Семнадцатилетняя Беллатрикс зажимает тонкими пальцами родовое, а оттого не поддающееся магическим изменениям, грозящее свалиться, кольцо. Которое он никогда на ней не видел.
— Драко.
Драко оборачивается, вытаскивая уже сунутую в камин ногу, шарахаясь от незаметно подкравшегося Пьюси и рассыпая на ковёр пепел.
Его тётушка не меняет позы, оставляет руки скрещёнными, поворачиваясь к нему.
— Передай Северусу, чтобы выполнил обещание.
Он пропускает это мимо ушей, вглядываясь в наполовину скрытое спутанными кудрями лицо.
Пошла к чёрту, если ей так нужно — пусть пошлёт сову.
— Ты когда-нибудь жалела?
Драко не уверен, о чём точно спрашивает: о годах, проведённых в отсыревших, промозглых, лишённых света камерах, о рухнувшем браке, возможно, о себе самом.
На её выдержанное «нет» он ухмыляется, растворяясь в пламени под треск зачарованного огня и собственного самообладания, очень надеется, что эта улыбочка останется с ней после его ухода.
* * *
Разверзшаяся после тычков палочки стена в проходе из «Дырявого котла» выплевывает его в многолюдный в преддверии гулких ударов колокола Лондон.
В подхватившей его толпе жарко и душно от испарений растоптанного редкого снега, он совершенно не знает, куда бредёт.
Он выглядит дико. Наверняка выглядит дико, в одних рубашке и брюках, без мантии и без маскирующего заклинания. Мог бы наколдовать себе куртку или шапку, хотя бы перчатки.
Стоит ли опасаться простуды, если ваш лечащий врач, старательно изучая бумажки, сообщает вам, что неоперабельная опухоль разрослась в вашей голове до размеров сердца или сжатой в кулак ладони?

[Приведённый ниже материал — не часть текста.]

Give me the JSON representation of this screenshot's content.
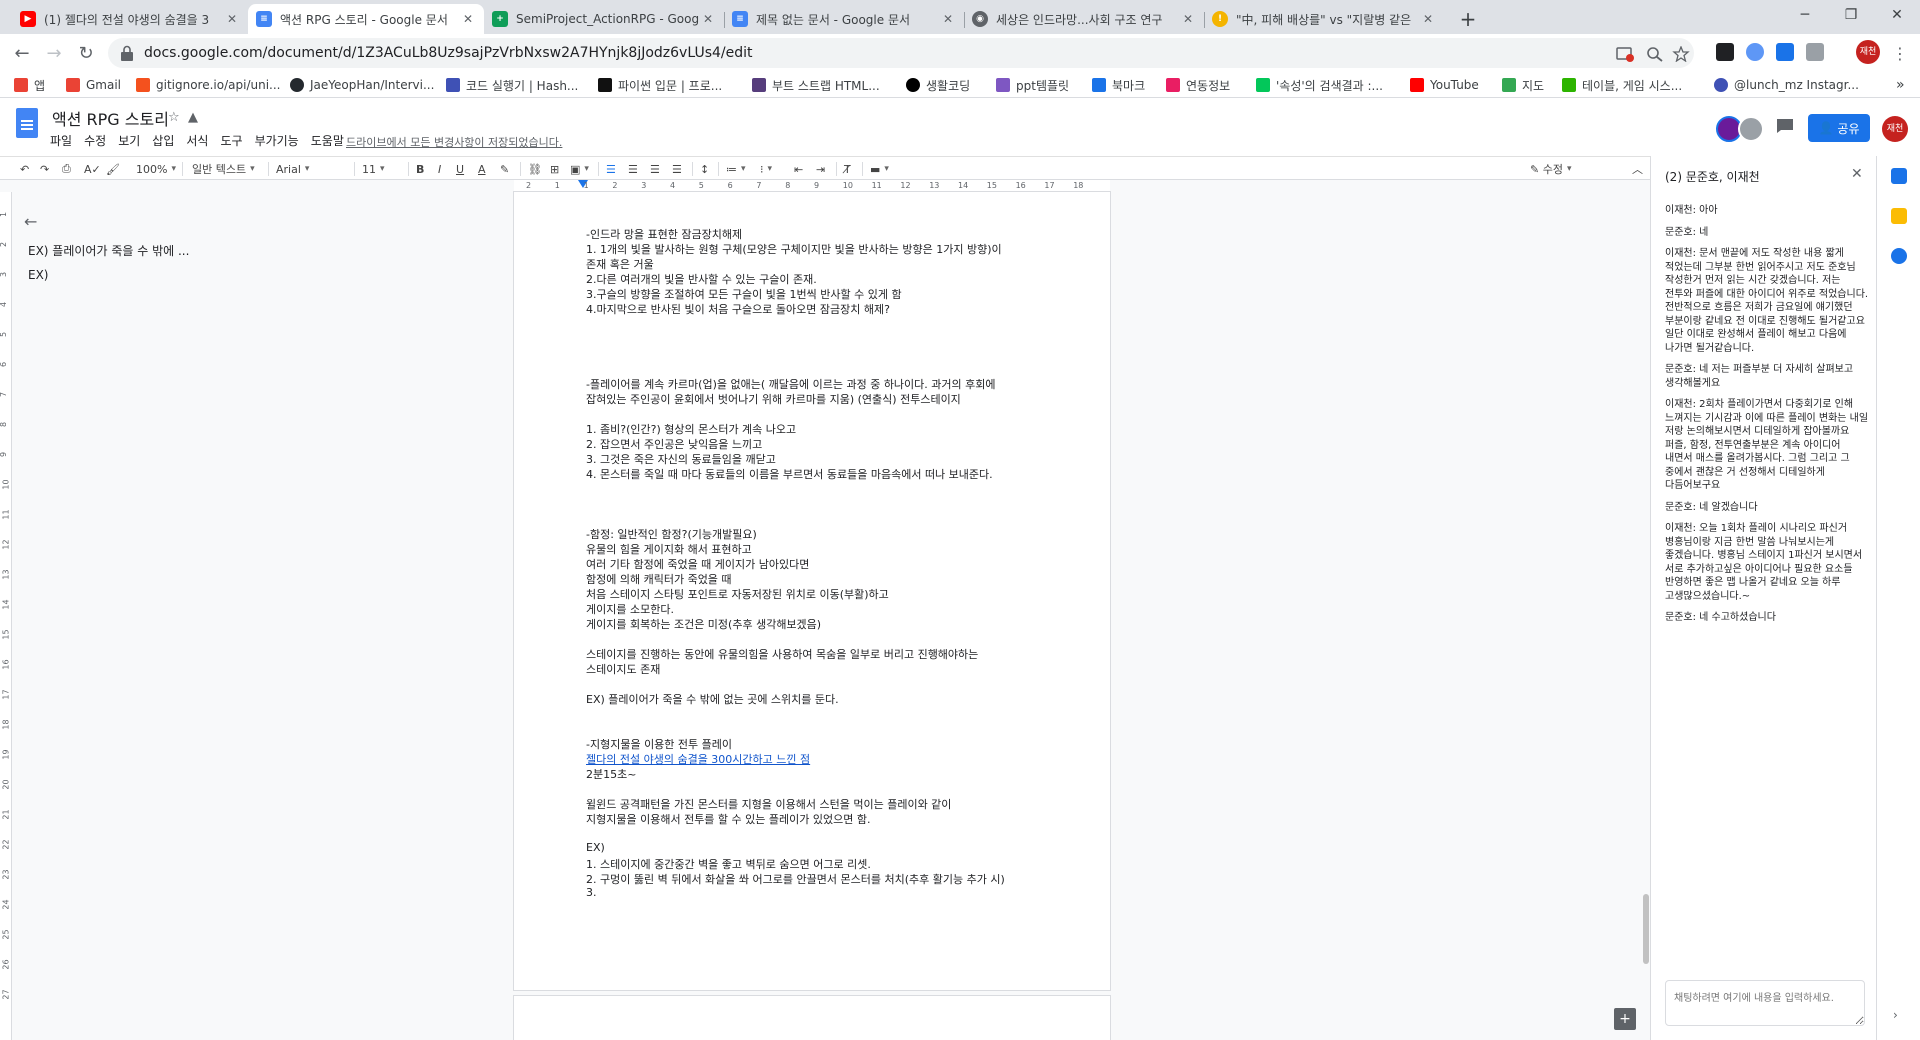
{
  "browser": {
    "tabs": [
      {
        "title": "(1) 젤다의 전설 야생의 숨결을 3",
        "icon": "youtube-icon",
        "color": "#ff0000"
      },
      {
        "title": "액션 RPG 스토리 - Google 문서",
        "icon": "docs-icon",
        "color": "#4285f4",
        "active": true
      },
      {
        "title": "SemiProject_ActionRPG - Googl",
        "icon": "sheets-icon",
        "color": "#0f9d58"
      },
      {
        "title": "제목 없는 문서 - Google 문서",
        "icon": "docs-icon",
        "color": "#4285f4"
      },
      {
        "title": "세상은 인드라망...사회 구조 연구",
        "icon": "globe-icon",
        "color": "#5f6368"
      },
      {
        "title": "\"中, 피해 배상를\" vs \"지랄병 같은",
        "icon": "news-icon",
        "color": "#f4b400"
      }
    ],
    "new_tab": "+",
    "url": "docs.google.com/document/d/1Z3ACuLb8Uz9sajPzVrbNxsw2A7HYnjk8jJodz6vLUs4/edit",
    "profile_label": "재천",
    "bookmarks": [
      {
        "label": "앱",
        "icon": "apps-icon",
        "color": "#ea4335"
      },
      {
        "label": "Gmail",
        "icon": "gmail-icon",
        "color": "#ea4335"
      },
      {
        "label": "gitignore.io/api/uni...",
        "icon": "gitignore-icon",
        "color": "#f4511e"
      },
      {
        "label": "JaeYeopHan/Intervi...",
        "icon": "github-icon",
        "color": "#24292e"
      },
      {
        "label": "코드 실행기 | Hash...",
        "icon": "hash-icon",
        "color": "#3f51b5"
      },
      {
        "label": "파이썬 입문 | 프로...",
        "icon": "python-icon",
        "color": "#111111"
      },
      {
        "label": "부트 스트랩  HTML...",
        "icon": "bootstrap-icon",
        "color": "#563d7c"
      },
      {
        "label": "생활코딩",
        "icon": "circle-icon",
        "color": "#000000"
      },
      {
        "label": "ppt템플릿",
        "icon": "ppt-icon",
        "color": "#7e57c2"
      },
      {
        "label": "북마크",
        "icon": "star-icon",
        "color": "#1a73e8"
      },
      {
        "label": "연동정보",
        "icon": "link-icon",
        "color": "#e91e63"
      },
      {
        "label": "'속성'의 검색결과 :...",
        "icon": "naver-icon",
        "color": "#03c75a"
      },
      {
        "label": "YouTube",
        "icon": "youtube-icon",
        "color": "#ff0000"
      },
      {
        "label": "지도",
        "icon": "maps-icon",
        "color": "#34a853"
      },
      {
        "label": "테이블, 게임 시스...",
        "icon": "chat-icon",
        "color": "#2db400"
      },
      {
        "label": "@lunch_mz Instagr...",
        "icon": "instagram-icon",
        "color": "#3f51b5"
      }
    ]
  },
  "docs": {
    "title": "액션 RPG 스토리",
    "menu": [
      "파일",
      "수정",
      "보기",
      "삽입",
      "서식",
      "도구",
      "부가기능",
      "도움말"
    ],
    "save_status": "드라이브에서 모든 변경사항이 저장되었습니다.",
    "share_label": "공유",
    "account_label": "재천",
    "toolbar": {
      "zoom": "100%",
      "style": "일반 텍스트",
      "font": "Arial",
      "size": "11",
      "mode": "수정"
    },
    "ruler_marks": [
      "2",
      "1",
      "1",
      "2",
      "3",
      "4",
      "5",
      "6",
      "7",
      "8",
      "9",
      "10",
      "11",
      "12",
      "13",
      "14",
      "15",
      "16",
      "17",
      "18"
    ],
    "vruler_marks": [
      "1",
      "2",
      "3",
      "4",
      "5",
      "6",
      "7",
      "8",
      "9",
      "10",
      "11",
      "12",
      "13",
      "14",
      "15",
      "16",
      "17",
      "18",
      "19",
      "20",
      "21",
      "22",
      "23",
      "24",
      "25",
      "26",
      "27"
    ],
    "outline": [
      "EX) 플레이어가 죽을 수 밖에 ...",
      "EX)"
    ],
    "body_lines": [
      {
        "text": "-인드라 망을 표현한 잠금장치해제"
      },
      {
        "text": "1. 1개의 빛을 발사하는 원형 구체(모양은 구체이지만 빛을 반사하는 방향은 1가지 방향)이"
      },
      {
        "text": "존재 혹은 거울"
      },
      {
        "text": "2.다른 여러개의 빛을 반사할 수 있는 구슬이 존재."
      },
      {
        "text": "3.구슬의 방향을 조절하여 모든 구슬이 빛을 1번씩 반사할 수 있게 함"
      },
      {
        "text": "4.마지막으로 반사된 빛이 처음 구슬으로 돌아오면 잠금장치 해제?"
      },
      {
        "text": "-플레이어를 계속 카르마(업)을 없애는( 깨달음에 이르는 과정 중 하나이다. 과거의 후회에"
      },
      {
        "text": "잡혀있는 주인공이 윤회에서 벗어나기 위해 카르마를 지움) (연출식) 전투스테이지"
      },
      {
        "text": "1. 좀비?(인간?) 형상의 몬스터가 계속 나오고"
      },
      {
        "text": "2. 잡으면서 주인공은 낮익음을 느끼고"
      },
      {
        "text": "3. 그것은 죽은 자신의 동료들임을 깨닫고"
      },
      {
        "text": "4. 몬스터를 죽일 때 마다 동료들의 이름을 부르면서 동료들을 마음속에서 떠나 보내준다."
      },
      {
        "text": "-함정: 일반적인 함정?(기능개발필요)"
      },
      {
        "text": "유물의 힘을 게이지화 해서 표현하고"
      },
      {
        "text": "여러 기타 함정에 죽었을 때 게이지가 남아있다면"
      },
      {
        "text": "함정에 의해 캐릭터가 죽었을 때"
      },
      {
        "text": "처음 스테이지 스타팅 포인트로 자동저장된 위치로 이동(부활)하고"
      },
      {
        "text": "게이지를 소모한다."
      },
      {
        "text": "게이지를 회복하는 조건은 미정(추후 생각해보겠음)"
      },
      {
        "text": "스테이지를 진행하는 동안에 유물의힘을 사용하여 목숨을 일부로 버리고 진행해야하는"
      },
      {
        "text": "스테이지도 존재"
      },
      {
        "text": "EX) 플레이어가 죽을 수 밖에 없는 곳에 스위치를 둔다."
      },
      {
        "text": "-지형지물을 이용한 전투 플레이"
      },
      {
        "text": "젤다의 전설 야생의 숨결을 300시간하고 느낀 점",
        "link": true
      },
      {
        "text": "2분15초~"
      },
      {
        "text": "윌윈드 공격패턴을 가진 몬스터를 지형을 이용해서 스턴을 먹이는 플레이와 같이"
      },
      {
        "text": "지형지물을 이용해서 전투를 할 수 있는 플레이가 있었으면 함."
      },
      {
        "text": "EX)"
      },
      {
        "text": "1. 스테이지에 중간중간 벽을 좋고 벽뒤로 숨으면 어그로 리셋."
      },
      {
        "text": "2. 구멍이 뚫린 벽 뒤에서 화살을 쏴 어그로를 안끌면서 몬스터를 처치(추후 활기능 추가 시)"
      },
      {
        "text": "3."
      }
    ]
  },
  "chat": {
    "header": "(2) 문준호, 이재천",
    "messages": [
      "이재천: 아아",
      "문준호: 네",
      "이재천: 문서 맨끝에 저도 작성한 내용 짧게 적었는데 그부분 한번 읽어주시고 저도 준호님 작성한거 먼저 읽는 시간 갖겠습니다. 저는 전투와 퍼즐에 대한 아이디어 위주로 적었습니다. 전반적으로 흐름은 저희가 금요일에 얘기했던 부분이랑 같네요 전 이대로 진행해도 될거같고요 일단 이대로 완성해서 플레이 해보고 다음에 나가면 될거같습니다.",
      "문준호: 네 저는 퍼즐부분 더 자세히 살펴보고 생각해볼게요",
      "이재천: 2회차 플레이가면서 다중회기로 인해 느껴지는 기시감과 이에 따른 플레이 변화는 내일 저랑 논의해보시면서 디테일하게 잡아볼까요 퍼즐, 함정, 전투연출부분은 계속 아이디어 내면서 매스를 올려가봅시다. 그럼 그리고 그 중에서 괜찮은 거 선정해서 디테일하게 다듬어보구요",
      "문준호: 네 알겠습니다",
      "이재천: 오늘 1회차 플레이 시나리오 파신거 병홍님이랑 지금 한번 말씀 나눠보시는게 좋겠습니다. 병홍님 스테이지 1파신거 보시면서 서로 추가하고싶은 아이디어나 필요한 요소들 반영하면 좋은 맵 나올거 같네요 오늘 하루 고생많으셨습니다.~",
      "문준호: 네 수고하셨습니다"
    ],
    "input_placeholder": "채팅하려면 여기에 내용을 입력하세요."
  }
}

Стоит ли опасаться насморка после того, как ваша тетушка, отводя глаза, избегая конкретики, говорит вам, что собирается вас убить? О, то, что эти её ужимки, очевидно, означали, что она сделает это без удовольствия, потому что, мать твою, придётся, ни капли не скрашивает ситуацию.
Может, стоило извиниться, что подпортит лучший день в её жизни.
Не сворачивай на кривую дорожку. Ха-ха. Он ныряет в уходящий от Леденгольского рынка проулок, голень обдает паром неплотно закрытого люка.
Проще сказать, чем сделать.
Да он бы, блядь, с радостью. Охрененно круто быть хорошим парнем и жить, не допуская ошибок.
Но это не его случай.
В нем не оказалось железного стержня, тот, что был, гнётся и трещит, и всё, что он может — это добраться до Лондонского моста и поставить всех в ебучую известность о своей гражданской позиции.
Он должен был сообразить, что к этому всё и шло, должен был пораскинуть своими бесполезными извилинами, вырвавшись из бесконечного сожаления о своей несчастной судьбе, и понять, что, когда на тебе нацеплен пояс смертника, никто не ждёт, что ты вернёшься обратно, чтобы искупать тебя в овациях.
Чего он в принципе ждал?
Ещё поворот.
Того, что после сошедшего ему с рук убийства самого величайшего волшебника своего времени он бросится в объятия матери? Того, что стены Азкабана разрушатся, чтобы его отец, с порога громко требующий у домовиков разогреть ванну, вернулся домой? Того, что, развернув утренние газеты, они обсудили бы за завтраком погоду и отправились бы на чёртову конную прогулку вокруг поместья?
Нет, нихера он не ждал.
Даже притворялся из рук вон плохо.
Вроде бы направо.
Никто просто не озвучивал ему эту аксиому вслух. Никаких вербальных напутствий. Он знал, что провалится. И знал, что за это умрёт. Это было очевиднее светящего днём солнца.
В принципе, ничего-то и не изменилось.
Может, он надеялся, что хотя бы не сразу. Лишние пару недель, в которые ему представится возможность броситься под ноги, вымаливая дать ему искупить свою вину в авангарде.
Поскальзываясь на склизкой, комьями налипающей на туфли грязи, с оседающими на намокшие волосы редкими мокрыми слипшимися снежинками, Драко разворачивается прямо посреди наполненной прохожими Ботолф-лэйн, неловко вписываясь плечом в проходящего мужчину с завёрнутой в блестящую обёртку коробкой на руках.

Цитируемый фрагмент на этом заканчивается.